Search code examples
openrefine

Select multiple repeated records OpenRefine


The table Locations has the following items :

enter image description here

The problem is that there are some rows which are "semi-repeated" (all the elements are equals except for the attribute attb that's an integer). I want to delete all repeated rows and append all the attributes attb, separated by commas.

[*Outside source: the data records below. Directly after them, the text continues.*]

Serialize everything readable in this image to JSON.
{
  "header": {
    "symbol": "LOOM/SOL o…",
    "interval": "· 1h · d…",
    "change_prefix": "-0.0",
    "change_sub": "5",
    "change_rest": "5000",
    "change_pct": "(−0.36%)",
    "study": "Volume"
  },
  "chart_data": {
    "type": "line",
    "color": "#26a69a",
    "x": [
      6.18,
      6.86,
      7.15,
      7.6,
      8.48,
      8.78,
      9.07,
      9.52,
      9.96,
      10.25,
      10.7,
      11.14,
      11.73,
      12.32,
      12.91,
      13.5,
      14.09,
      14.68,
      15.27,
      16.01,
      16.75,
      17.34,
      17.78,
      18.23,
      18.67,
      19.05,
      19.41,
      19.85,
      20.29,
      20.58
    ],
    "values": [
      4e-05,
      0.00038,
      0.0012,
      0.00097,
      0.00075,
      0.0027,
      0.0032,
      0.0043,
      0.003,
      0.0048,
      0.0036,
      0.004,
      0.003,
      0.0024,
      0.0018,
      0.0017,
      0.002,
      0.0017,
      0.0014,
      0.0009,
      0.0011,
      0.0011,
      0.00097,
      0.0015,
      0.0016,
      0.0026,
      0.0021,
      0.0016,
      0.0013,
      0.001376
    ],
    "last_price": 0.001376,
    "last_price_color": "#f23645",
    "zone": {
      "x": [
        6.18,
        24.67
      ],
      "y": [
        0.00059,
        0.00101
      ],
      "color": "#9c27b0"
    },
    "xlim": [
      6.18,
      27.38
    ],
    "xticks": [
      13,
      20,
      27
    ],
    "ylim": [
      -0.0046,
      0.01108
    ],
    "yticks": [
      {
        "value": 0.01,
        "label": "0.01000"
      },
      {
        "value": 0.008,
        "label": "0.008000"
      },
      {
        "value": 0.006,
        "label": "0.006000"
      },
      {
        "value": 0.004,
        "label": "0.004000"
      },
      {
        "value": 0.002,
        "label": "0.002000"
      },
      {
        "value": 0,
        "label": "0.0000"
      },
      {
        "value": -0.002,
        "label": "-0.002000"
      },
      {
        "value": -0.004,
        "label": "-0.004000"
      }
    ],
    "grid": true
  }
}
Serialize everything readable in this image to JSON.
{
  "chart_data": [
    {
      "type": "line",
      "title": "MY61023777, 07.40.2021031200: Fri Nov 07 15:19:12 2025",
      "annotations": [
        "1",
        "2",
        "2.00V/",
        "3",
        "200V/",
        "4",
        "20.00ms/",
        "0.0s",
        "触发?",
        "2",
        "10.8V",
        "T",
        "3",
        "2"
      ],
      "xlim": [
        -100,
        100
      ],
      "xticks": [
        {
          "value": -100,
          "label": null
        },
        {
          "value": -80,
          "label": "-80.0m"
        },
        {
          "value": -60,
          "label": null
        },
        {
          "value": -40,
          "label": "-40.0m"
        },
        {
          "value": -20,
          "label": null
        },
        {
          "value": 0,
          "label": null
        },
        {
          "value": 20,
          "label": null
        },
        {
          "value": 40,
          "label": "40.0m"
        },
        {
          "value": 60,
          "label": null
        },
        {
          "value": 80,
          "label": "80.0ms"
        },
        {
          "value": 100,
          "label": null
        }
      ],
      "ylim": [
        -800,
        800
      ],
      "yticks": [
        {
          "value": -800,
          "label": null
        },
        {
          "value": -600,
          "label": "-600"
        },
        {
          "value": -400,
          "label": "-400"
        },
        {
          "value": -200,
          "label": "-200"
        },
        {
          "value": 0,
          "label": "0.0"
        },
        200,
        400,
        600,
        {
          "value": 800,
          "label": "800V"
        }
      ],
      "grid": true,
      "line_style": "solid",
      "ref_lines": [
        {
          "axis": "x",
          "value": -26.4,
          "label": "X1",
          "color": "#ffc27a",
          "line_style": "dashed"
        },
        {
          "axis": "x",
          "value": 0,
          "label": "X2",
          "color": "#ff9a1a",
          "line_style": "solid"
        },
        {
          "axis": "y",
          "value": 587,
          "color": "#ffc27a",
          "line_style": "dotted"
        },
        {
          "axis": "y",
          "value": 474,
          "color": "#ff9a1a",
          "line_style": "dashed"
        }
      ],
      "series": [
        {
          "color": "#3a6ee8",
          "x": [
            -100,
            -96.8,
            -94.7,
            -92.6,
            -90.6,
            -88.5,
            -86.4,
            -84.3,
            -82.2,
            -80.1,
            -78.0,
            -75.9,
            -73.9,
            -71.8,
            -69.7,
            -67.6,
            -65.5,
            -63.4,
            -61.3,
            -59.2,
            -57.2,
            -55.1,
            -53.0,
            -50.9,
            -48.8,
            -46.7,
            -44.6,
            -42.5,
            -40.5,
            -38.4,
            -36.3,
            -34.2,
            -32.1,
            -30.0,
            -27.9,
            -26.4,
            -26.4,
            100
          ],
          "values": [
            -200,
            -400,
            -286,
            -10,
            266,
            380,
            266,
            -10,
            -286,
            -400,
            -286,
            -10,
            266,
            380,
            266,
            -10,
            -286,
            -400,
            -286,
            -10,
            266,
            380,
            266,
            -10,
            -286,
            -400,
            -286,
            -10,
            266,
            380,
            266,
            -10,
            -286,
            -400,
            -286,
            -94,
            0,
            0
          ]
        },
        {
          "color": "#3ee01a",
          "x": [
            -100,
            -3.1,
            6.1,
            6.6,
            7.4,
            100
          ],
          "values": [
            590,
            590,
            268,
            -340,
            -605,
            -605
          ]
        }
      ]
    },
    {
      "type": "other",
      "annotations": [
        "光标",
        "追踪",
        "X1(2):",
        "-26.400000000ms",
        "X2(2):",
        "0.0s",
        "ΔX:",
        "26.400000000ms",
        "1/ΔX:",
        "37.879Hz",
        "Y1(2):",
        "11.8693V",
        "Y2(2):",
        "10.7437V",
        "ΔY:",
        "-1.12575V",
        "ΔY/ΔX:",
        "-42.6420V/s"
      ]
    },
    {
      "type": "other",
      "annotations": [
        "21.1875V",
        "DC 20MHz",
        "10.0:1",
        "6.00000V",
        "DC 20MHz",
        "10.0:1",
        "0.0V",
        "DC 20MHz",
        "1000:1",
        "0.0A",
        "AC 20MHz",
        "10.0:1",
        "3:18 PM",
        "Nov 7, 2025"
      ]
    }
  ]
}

For example if I have these two rows :

Attb | City | County | Latitude | Longitude
--------------------------------------------
 1   |  c1  |  co1   |    l1    |  long1
--------------------------------------------    
 2   |   c1 |  co1   |    l1    |  long1

Using OpenRefine, I want to delete the second row and append the attb value of the second row to the first row attb'value. So the output expected should be :

Attb | City | County | Latitude | Longitude
--------------------------------------------
 1,2 |  c1  |  co1   |   l1     |   long1

Let me know if I was clear enough.

Thanks in advance.


Solution

  • Create a key for each row which combines the values that will be replicated. You can do this using:

    Edit Column->Add column based on this column

    Then use a GREL expression something like:

    cells["City"].value + cells["County"].value + cells["Latitude"].value + cells ["Longitude"].value
    

    Call the column 'Key' or similar.

    Note that the key doesn't include the content of the Attb column. Move the new 'Key' column to be the first column in the project Sort by the 'Key' column and apply the Sort permanently Use 'Blank down' on the Key column

    Make sure OR is in 'Record' mode (towards top right of grid). You should see that those duplicate rows are now part of the same OR record.

    On the Attb column use Edit Cells->Join Multi-valued cells and join them with a comma

    Remove the 'Key' column and switch OpenRefine back into 'Row' mode. Now use 'Facet by blank' on the Attb column, find those rows with a blank Attb and remove those rows.

    You should now have the merged rows as you want.